Here in NY we have a detailed inspection required. My KLR inspection was this:
He Held the front brake, saw the light came on.
Verified the rear turn signals worked.
Placed the inspection sticker on my left fork while saying "You know you need a rear tire, right?"
Shortest safety inspection I ever had: Needed to answer only one question, "Where do you want the sticker?"
CAUTION: Aimless, irrelevant anecdote follows; if offended, avert your eyes!
About chain slack. As safety inspector for a 100 + rider rally, I checked out a participant rode up on a Versys 650; paddock stand bungeed onto his rear rack. His drive chain was tighter than one might imagine while sober and of sound mind. I offered to help him adjust the tension, on a time-available basis; no dice from this dude. Then, I pointed him down vendor's row, where several dealership technicians with tools on hand were available; still, he's not havin' any chain slack adjustment on his bike.

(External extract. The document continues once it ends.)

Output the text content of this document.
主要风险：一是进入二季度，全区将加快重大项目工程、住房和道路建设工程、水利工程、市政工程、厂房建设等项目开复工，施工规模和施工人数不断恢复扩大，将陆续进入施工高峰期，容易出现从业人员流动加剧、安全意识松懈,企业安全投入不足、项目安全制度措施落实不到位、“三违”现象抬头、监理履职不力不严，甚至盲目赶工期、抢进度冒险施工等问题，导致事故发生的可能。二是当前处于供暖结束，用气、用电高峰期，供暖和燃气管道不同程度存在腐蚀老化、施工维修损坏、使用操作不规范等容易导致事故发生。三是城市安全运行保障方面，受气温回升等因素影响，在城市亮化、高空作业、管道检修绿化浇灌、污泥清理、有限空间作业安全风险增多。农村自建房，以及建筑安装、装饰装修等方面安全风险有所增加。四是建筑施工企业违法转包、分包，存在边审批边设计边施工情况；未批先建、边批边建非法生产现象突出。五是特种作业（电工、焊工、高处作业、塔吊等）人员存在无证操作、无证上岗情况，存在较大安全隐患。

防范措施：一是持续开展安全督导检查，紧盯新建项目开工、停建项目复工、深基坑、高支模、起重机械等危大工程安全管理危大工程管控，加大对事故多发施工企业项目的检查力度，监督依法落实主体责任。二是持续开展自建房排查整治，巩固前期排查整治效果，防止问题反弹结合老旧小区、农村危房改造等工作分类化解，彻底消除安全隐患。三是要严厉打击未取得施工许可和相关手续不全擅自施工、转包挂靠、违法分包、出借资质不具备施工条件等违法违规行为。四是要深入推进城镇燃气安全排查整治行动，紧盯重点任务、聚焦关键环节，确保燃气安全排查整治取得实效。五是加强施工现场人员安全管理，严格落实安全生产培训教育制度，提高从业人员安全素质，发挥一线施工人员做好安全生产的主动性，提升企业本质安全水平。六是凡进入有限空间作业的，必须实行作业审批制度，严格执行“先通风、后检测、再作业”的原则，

I wouldn't pass the bike; if he rode the rally, it was as an "outlaw," no registration/waiver/number, and for that matter, insurance. Management didn't want disabling malfunctions on remote trails, stressing sweep and evacuation resources.
Next year; same guy showed up; bike in similar condition. This time, rally headquarters was located only a few miles from the largest motorcycle dealer in the region, staffed and ready to service any rally rider needing repair or adjustment. Still, this dude wouldn't touch or permit others to work on his bike; again, I "black-flagged" his safety inspection.
A group picture was taken of all the participants on the headquarters campground; this guy wouldn't participate, because: He said he worked for the CIA, and thus couldn't permit any image.
Honda used to say, "You meet the nicest people on a Honda." I'd say, "You sometimes meet the weirdest
people on motorcycles!"
P.S. Nice bike, Maverick! As once was said as a compliment regarding motor vehicles in Southern California; "Very sanitary!"